A cet instant précis, dans cette fin et dans ce commencement, ces deux regards infinis se rejoignent au plus haut et ne font qu’un. Je le sais, je l’ai vu.
Tu n’as pas pu parler, mais cette fois ce n’était pas par empêchement des autres.
Dans cette chambre au blanc jauni c’était toi et ce n’était pas toi. Tu avais autre chose en plus, quelque chose de plus grand, quelque chose qui me faisait peur, car je te voyais là, alors que tu étais déjà parti et restais impuissante à te retenir. Ma pudeur égalait ma peur de te voir si fragile.
Toi, tu étais au-delà de tout ça, tu savais l’infiniment précieux de la vie, seul cadeau de la mort. Tu as réuni toute ta volonté à regarder ton unique petit fils et lui, bien plus grand que moi, a tenu ton regard sans jamais le lâcher. Il l’a tenu jusqu’à ce que la nausée et la chaleur le prennent et jusqu’à ce que ta tête tremble à vouloir emporter tout cet amour avec toi et à vouloir donner tout cet amour en toi, et tout ça en même temps, et tout ça dans ce peu de temps qui dure une éternité.
Vos mains étaient jointes, petites mains tièdes si douces sur les tiennes, déjà transformées, séches et creuses.
Lui était si sûr que son amour suffirait à te sauver.
Moi, je m’étais mise au pied de ton lit, plus loin, pour vous laisser ensemble. Je n’avais rien compris. Je te faisais signe de dormir encore un peu, te priant de bien vouloir te reposer en attendant que tu ailles mieux, te faisant comprendre par gestes que nous reviendrions demain, te souriant de tout mon cœur pour te rassurer.

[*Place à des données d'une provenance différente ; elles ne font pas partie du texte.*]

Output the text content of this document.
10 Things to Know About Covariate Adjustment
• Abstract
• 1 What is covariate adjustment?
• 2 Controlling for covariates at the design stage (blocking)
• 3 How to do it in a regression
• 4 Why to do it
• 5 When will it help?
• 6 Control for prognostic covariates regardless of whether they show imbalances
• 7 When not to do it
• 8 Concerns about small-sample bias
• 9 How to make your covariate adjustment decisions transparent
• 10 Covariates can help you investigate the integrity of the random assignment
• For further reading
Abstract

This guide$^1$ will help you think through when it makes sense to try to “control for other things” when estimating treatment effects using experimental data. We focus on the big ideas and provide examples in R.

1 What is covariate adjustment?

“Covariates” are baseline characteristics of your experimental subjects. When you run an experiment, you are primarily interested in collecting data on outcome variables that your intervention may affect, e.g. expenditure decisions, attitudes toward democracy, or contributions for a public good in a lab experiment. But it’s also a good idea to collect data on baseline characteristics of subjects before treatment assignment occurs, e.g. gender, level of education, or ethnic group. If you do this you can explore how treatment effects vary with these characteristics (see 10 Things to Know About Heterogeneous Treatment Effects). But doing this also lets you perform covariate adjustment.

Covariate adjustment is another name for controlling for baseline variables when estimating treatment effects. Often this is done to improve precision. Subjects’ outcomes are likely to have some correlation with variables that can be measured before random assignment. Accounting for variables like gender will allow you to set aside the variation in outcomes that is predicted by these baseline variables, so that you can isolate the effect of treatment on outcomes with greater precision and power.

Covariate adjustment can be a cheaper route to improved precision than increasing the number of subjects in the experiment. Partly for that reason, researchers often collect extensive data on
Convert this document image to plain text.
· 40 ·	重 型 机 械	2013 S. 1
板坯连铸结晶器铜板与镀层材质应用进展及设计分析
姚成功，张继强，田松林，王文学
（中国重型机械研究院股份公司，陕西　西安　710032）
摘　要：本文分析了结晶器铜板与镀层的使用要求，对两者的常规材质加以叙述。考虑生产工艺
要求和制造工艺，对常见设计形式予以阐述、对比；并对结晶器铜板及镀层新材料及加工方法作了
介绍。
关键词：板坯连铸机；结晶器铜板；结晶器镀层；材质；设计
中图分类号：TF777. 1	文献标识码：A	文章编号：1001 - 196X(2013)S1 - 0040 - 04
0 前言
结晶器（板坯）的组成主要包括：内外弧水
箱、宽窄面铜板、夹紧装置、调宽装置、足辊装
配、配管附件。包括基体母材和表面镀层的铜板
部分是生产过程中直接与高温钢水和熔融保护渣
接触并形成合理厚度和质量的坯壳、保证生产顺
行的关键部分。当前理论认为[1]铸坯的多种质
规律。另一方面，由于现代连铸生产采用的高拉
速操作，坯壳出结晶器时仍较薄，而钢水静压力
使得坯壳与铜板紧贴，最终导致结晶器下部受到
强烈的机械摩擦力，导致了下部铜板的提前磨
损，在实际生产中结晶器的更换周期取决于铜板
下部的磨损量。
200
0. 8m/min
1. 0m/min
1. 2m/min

Non, je n'avais rien compris.
Toi, tu as raclé au fond de tes forces pour me dire de tous tes yeux, soudain immenses et noirs comme la nuit, ton amour pour moi, ta fille.
Je n’ai pas pu soutenir la force de l’amour contenue dans ce regard, même si mon cœur a explosé en silence quand je l’ai croisé.
Je n'étais pas prête.
Pas prête à te dire adieu.
Tout ce que je peux dire c'est qu'il savait que tu l'aimais. Tu étais là pour lui.
Nascana
Dommage que tu n'aies pas été éligible, j'avais beaucoup aimé ton texte sur cette femme délaissée, si seule, si loin de tout ; c'était très beau, et très triste, et ton écriture était emplie de douceur et de mélancolie.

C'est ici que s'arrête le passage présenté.